Помещичий произвол и семья

С. Князьков

Помещичий произвол врывается в самое Святая Свя­тых человека — в его семью, в его душу. Становясь на точку зрения своей выгоды, помещик вмешивается во все личные дела крестьян и по-своему устраивает весь их обиход. Так, если сын крестьянина достигал возраста, когда мог исполнять крестьянскую работу и не хотел жениться, то помещик, по исстари установившемуся обычаю, понуждал его жениться силой. За обычай было, что жениху невесту, а невесте жениха выбирал барин, не справляясь о желании их вступать в брак. Обыкно­венно осенью, по окончании работ, или весною, на Красную горку, игрались свадьбы всех назначенных пар сразу.
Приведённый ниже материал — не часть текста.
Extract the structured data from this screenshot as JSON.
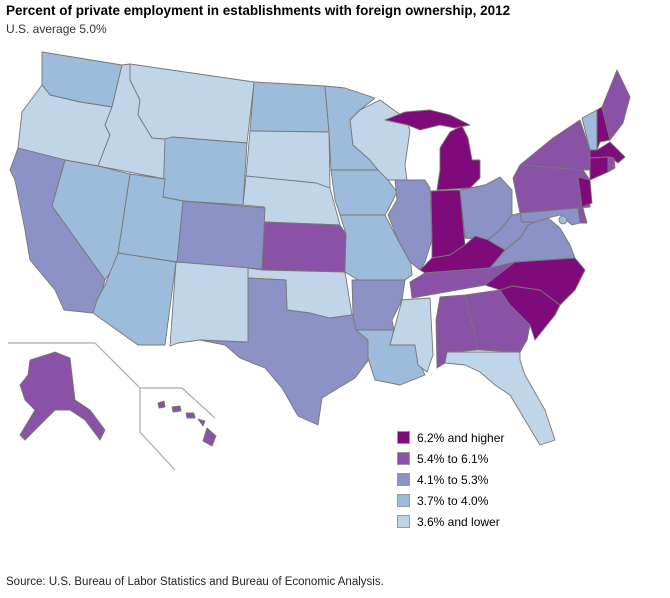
{
  "title": "Percent of private employment in establishments with foreign ownership, 2012",
  "subtitle": "U.S. average 5.0%",
  "source": "Source: U.S. Bureau of Labor Statistics and Bureau of Economic Analysis.",
  "legend": [
    {
      "label": "6.2% and higher",
      "color": "#7f0a7a",
      "class": 5
    },
    {
      "label": "5.4% to 6.1%",
      "color": "#8a52a6",
      "class": 4
    },
    {
      "label": "4.1% to 5.3%",
      "color": "#8c91c6",
      "class": 3
    },
    {
      "label": "3.7% to 4.0%",
      "color": "#9dbbda",
      "class": 2
    },
    {
      "label": "3.6% and lower",
      "color": "#c1d5e8",
      "class": 1
    }
  ],
  "states": {
    "MI": 5,
    "IN": 5,
    "KY": 5,
    "NC": 5,
    "SC": 5,
    "NJ": 5,
    "CT": 5,
    "MA": 5,
    "NH": 5,
    "ME": 4,
    "NY": 4,
    "PA": 4,
    "RI": 4,
    "DE": 4,
    "KS": 4,
    "TN": 4,
    "AL": 4,
    "GA": 4,
    "AK": 4,
    "HI": 4,
    "CA": 3,
    "CO": 3,
    "TX": 3,
    "AR": 3,
    "IL": 3,
    "OH": 3,
    "WV": 3,
    "VA": 3,
    "MD": 3,
    "WA": 2,
    "NV": 2,
    "UT": 2,
    "AZ": 2,
    "WY": 2,
    "ND": 2,
    "MN": 2,
    "IA": 2,
    "MO": 2,
    "LA": 2,
    "VT": 2,
    "DC": 2,
    "OR": 1,
    "ID": 1,
    "MT": 1,
    "SD": 1,
    "NE": 1,
    "OK": 1,
    "NM": 1,
    "WI": 1,
    "MS": 1,
    "FL": 1
  }
}
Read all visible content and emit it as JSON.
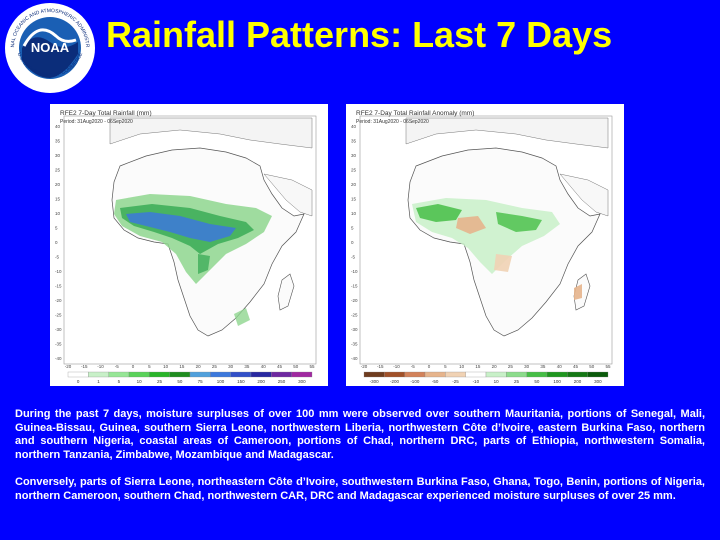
{
  "header": {
    "title": "Rainfall Patterns: Last 7 Days",
    "logo": {
      "text": "NOAA",
      "arc_text": "NATIONAL OCEANIC AND ATMOSPHERIC ADMINISTRATION",
      "bottom_text": "U.S. DEPARTMENT OF COMMERCE"
    }
  },
  "maps": [
    {
      "title": "RFE2 7-Day Total Rainfall (mm)",
      "period": "Period: 31Aug2020 - 06Sep2020",
      "legend_values": [
        "0",
        "1",
        "5",
        "10",
        "25",
        "50",
        "75",
        "100",
        "150",
        "200",
        "250",
        "300"
      ],
      "legend_colors": [
        "#ffffff",
        "#c8f0c8",
        "#96e696",
        "#5ad25a",
        "#28b428",
        "#1e8c1e",
        "#50a0dc",
        "#3c78dc",
        "#3250c8",
        "#2828a0",
        "#6e28a0",
        "#a028a0"
      ]
    },
    {
      "title": "RFE2 7-Day Total Rainfall Anomaly (mm)",
      "period": "Period: 31Aug2020 - 06Sep2020",
      "legend_values": [
        "-300",
        "-200",
        "-100",
        "-50",
        "-25",
        "-10",
        "10",
        "25",
        "50",
        "100",
        "200",
        "300"
      ],
      "legend_colors": [
        "#6e3c1e",
        "#a05028",
        "#d2825a",
        "#e6b48c",
        "#f0d2b4",
        "#ffffff",
        "#c8f0c8",
        "#8cdc8c",
        "#46be46",
        "#1e961e",
        "#147814",
        "#0a5a0a"
      ]
    }
  ],
  "axis_labels": {
    "lat": [
      "40",
      "35",
      "30",
      "25",
      "20",
      "15",
      "10",
      "5",
      "0",
      "-5",
      "-10",
      "-15",
      "-20",
      "-25",
      "-30",
      "-35",
      "-40"
    ],
    "lon": [
      "-20",
      "-15",
      "-10",
      "-5",
      "0",
      "5",
      "10",
      "15",
      "20",
      "25",
      "30",
      "35",
      "40",
      "45",
      "50",
      "55"
    ]
  },
  "description": {
    "paragraph1": "During the past 7 days, moisture surpluses of over 100 mm were observed over southern Mauritania, portions of Senegal, Mali, Guinea-Bissau, Guinea, southern Sierra Leone, northwestern Liberia, northwestern Côte d’Ivoire, eastern Burkina Faso, northern and southern Nigeria, coastal areas of Cameroon, portions of Chad, northern DRC, parts of Ethiopia, northwestern Somalia, northern Tanzania, Zimbabwe, Mozambique and Madagascar.",
    "paragraph2": "Conversely, parts of Sierra Leone, northeastern Côte d’Ivoire, southwestern Burkina Faso, Ghana, Togo, Benin, portions of Nigeria, northern Cameroon, southern Chad, northwestern CAR, DRC and Madagascar experienced moisture surpluses of over 25 mm."
  }
}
Такой грубый произвол покоился на тонком по-своему хозяйственном расчете. «Землевладельцы в Рос­сии, — говорит один современник, — обыкновенно при­нуждают к браку молодых людей и делают это для того, чтобы иметь лишнюю пару, т.е. новое тягло, на которое можно еще наложить работу или оброк». Насколько мало ценилось при этом человеческое достоинство кре­постных, можно видеть хотя бы из письма одного из образованнейших людей своего времени и сравнительно очень доброго помещика, знаменитого графа А.В. Суво­рова. Своему новгородскому управителю он пишет: «Не можно ль, государь мой, выбрать из моих крестьянских девок дворовым людям в невесты девочку-другую, толь­ко чтоб то мужичкам было безобидно. Сих девиц из­вольте отправлять на крестьянских подводах, без наря­дов (без провожатых), одних за другими, как возят кур, не очень сохранно». А в ученом Вольно-Экономическом Обществе один господин рассуждал так: «Девок 18-ти лет в супружество отдавать; добрые экономы от скотины и птиц стараются племя разводить, а человек, просве­щение разумеющий, паче должен о размножении рода человеческого, при помощи Божией, печность (попече­ние) приложить».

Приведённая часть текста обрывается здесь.